Namun yang lebih menyeramkan, banyak perampok yang berkeliaran di tepi hutan
itu. Mereka perampok yang kejam dan tidak segan-segan membantai mangsanya kalau
melawan. Menjelang malam, tatkala enam orang calon santri itu sedang mencari
tempat untuk tidur, tiba-tiba muncul sesosok laki-laki. Namun karena tampangnya
biasa-biasa saja, mereka tidak menaruh curiga. Bahkan orang itu kemudian
bertanya apa mereka punya thithikan, karena ia akan menyulut rokok. Namun
setelah benda itu dipegangnya, ia mengatakan bahwa batu itu terlalu halus
sehingga sulit dipakai untuk membuat api. “Masih perlu dibikin kasar sedikit,”
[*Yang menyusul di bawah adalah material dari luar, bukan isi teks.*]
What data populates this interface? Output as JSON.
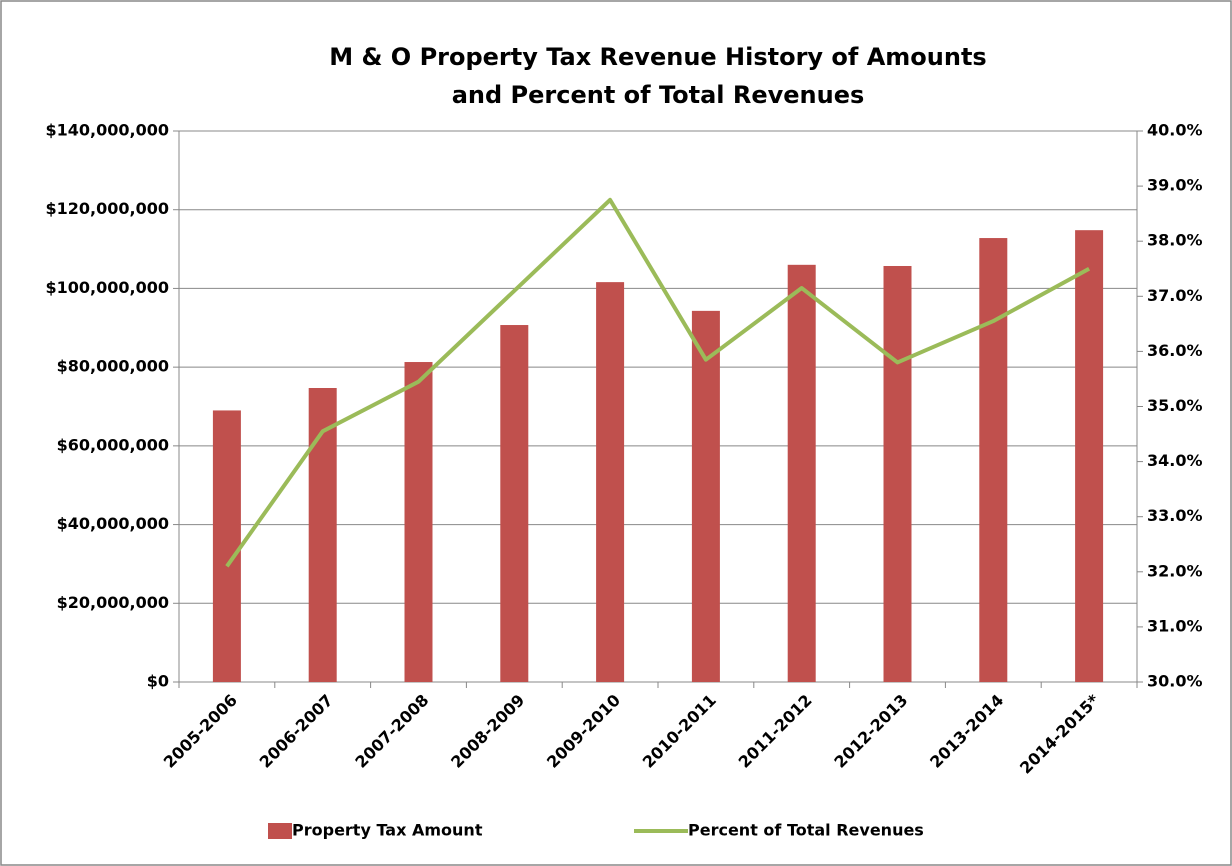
{
  "chart_data": {
    "type": "bar_line",
    "title": [
      "M & O Property Tax Revenue History of Amounts",
      "and Percent of Total Revenues"
    ],
    "categories": [
      "2005-2006",
      "2006-2007",
      "2007-2008",
      "2008-2009",
      "2009-2010",
      "2010-2011",
      "2011-2012",
      "2012-2013",
      "2013-2014",
      "2014-2015*"
    ],
    "series": [
      {
        "name": "Property Tax Amount",
        "type": "bar",
        "color": "#c0504d",
        "values": [
          69000000,
          74700000,
          81300000,
          90700000,
          101600000,
          94300000,
          106000000,
          105700000,
          112800000,
          114800000
        ]
      },
      {
        "name": "Percent of Total Revenues",
        "type": "line",
        "axis": "y2",
        "color": "#9bbb59",
        "values": [
          32.1,
          34.55,
          35.45,
          37.1,
          38.75,
          35.85,
          37.15,
          35.8,
          36.55,
          37.5
        ]
      }
    ],
    "ylim": [
      0,
      140000000
    ],
    "yticks": [
      {
        "value": 0,
        "label": "$0"
      },
      {
        "value": 20000000,
        "label": "$20,000,000"
      },
      {
        "value": 40000000,
        "label": "$40,000,000"
      },
      {
        "value": 60000000,
        "label": "$60,000,000"
      },
      {
        "value": 80000000,
        "label": "$80,000,000"
      },
      {
        "value": 100000000,
        "label": "$100,000,000"
      },
      {
        "value": 120000000,
        "label": "$120,000,000"
      },
      {
        "value": 140000000,
        "label": "$140,000,000"
      }
    ],
    "y2lim": [
      30,
      40
    ],
    "y2ticks": [
      {
        "value": 30,
        "label": "30.0%"
      },
      {
        "value": 31,
        "label": "31.0%"
      },
      {
        "value": 32,
        "label": "32.0%"
      },
      {
        "value": 33,
        "label": "33.0%"
      },
      {
        "value": 34,
        "label": "34.0%"
      },
      {
        "value": 35,
        "label": "35.0%"
      },
      {
        "value": 36,
        "label": "36.0%"
      },
      {
        "value": 37,
        "label": "37.0%"
      },
      {
        "value": 38,
        "label": "38.0%"
      },
      {
        "value": 39,
        "label": "39.0%"
      },
      {
        "value": 40,
        "label": "40.0%"
      }
    ],
    "grid": true,
    "legend": "bottom"
  }
}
kata orang itu sambil memasuk kan batu tersebut ke mulutnya lalu menggigitnya
sehingga pecah menjadi dua. Terbelalak mata enam orang calon santri itu
menyaksikan kekuatan mulut laki-laki itu. Mereka gemetar ketakutan. “Serahkan
barang-barang kalian,” hardik orang itu. Amin, yang paling berani di antara
mereka, menjawab, “Kalau barang-barang kami diambil, kami tidak bisa melanjutkan
perjalanan ke Bangkalan.” Mendengar kata “Bangkalan”, orang itu tampak waswas.
“Mengapa kalian ke sana?” dia balik bertanya. “Kami mau berguru kepada Mbah
Kholil,” jawab Amin. Tersentak laki-laki itu, seperti pemburu tergigit ular
berbisa. Wajahnya pucat pasi, bibirnya menggigil. “Jadi kalian mau nyantri sama
Kiai Kholil?” “Betul,” sahut enam calon santri itu bersamaan. Mereka gembira
karena merasa tidak akan dirampok. Tapi dugaan itu meleset. “Kalau begitu,
serahkan semua barangmu kepadaku,” kata lelaki itu. “Kalian tidur saja di sini,
dan aku akan menjaga kalian semalaman.” Makin ketakutan saja para remaja itu.
Mereka kemudian memang membaringkan badan tapi mata tidak bisa diajak tidur
semalaman. Maut seakan sudah dekat saja. Keesokan harinya, selepas mereka
shalat Subuh, lelaki itu mengajak mereka pergi. “Ayo kita berangkat,” ujarnya.
“Kemana ?” tanya para calon santri. “Akan kuantar kalian ke luar dari hutan ini
agar tidak diganggu oleh perampok lain,” jawabnya tampak ramah. Dalam hati
mereka bertanya-tanya, apa maunya orang ini. Namun sebelum pertanyaan itu
terjawab, orang itu berkata. “Sebenarnya kalian akan aku rampok, dan menjual
kalian kepada onderneming untuk dijadikan kuli kontrak di luar Jawa. Tapi ilmu
saya akan berbalik mencelakakan diri saya kalau berani mengganggu para calon santri
Kiai Kholil. Sebab guru saya pernah dikalahkan Kiai Kholil dengan ilmu
putihnya.” Maka enam remaja dari Kempek itu kian mantap untuk nyantri ke
Bangkalan. Terlebih lagi baru di perjalanan saja untuk menuju pesantren Kiai
Kholil mereka telah memperoleh karamah dari pemimpin pesantren tersebut.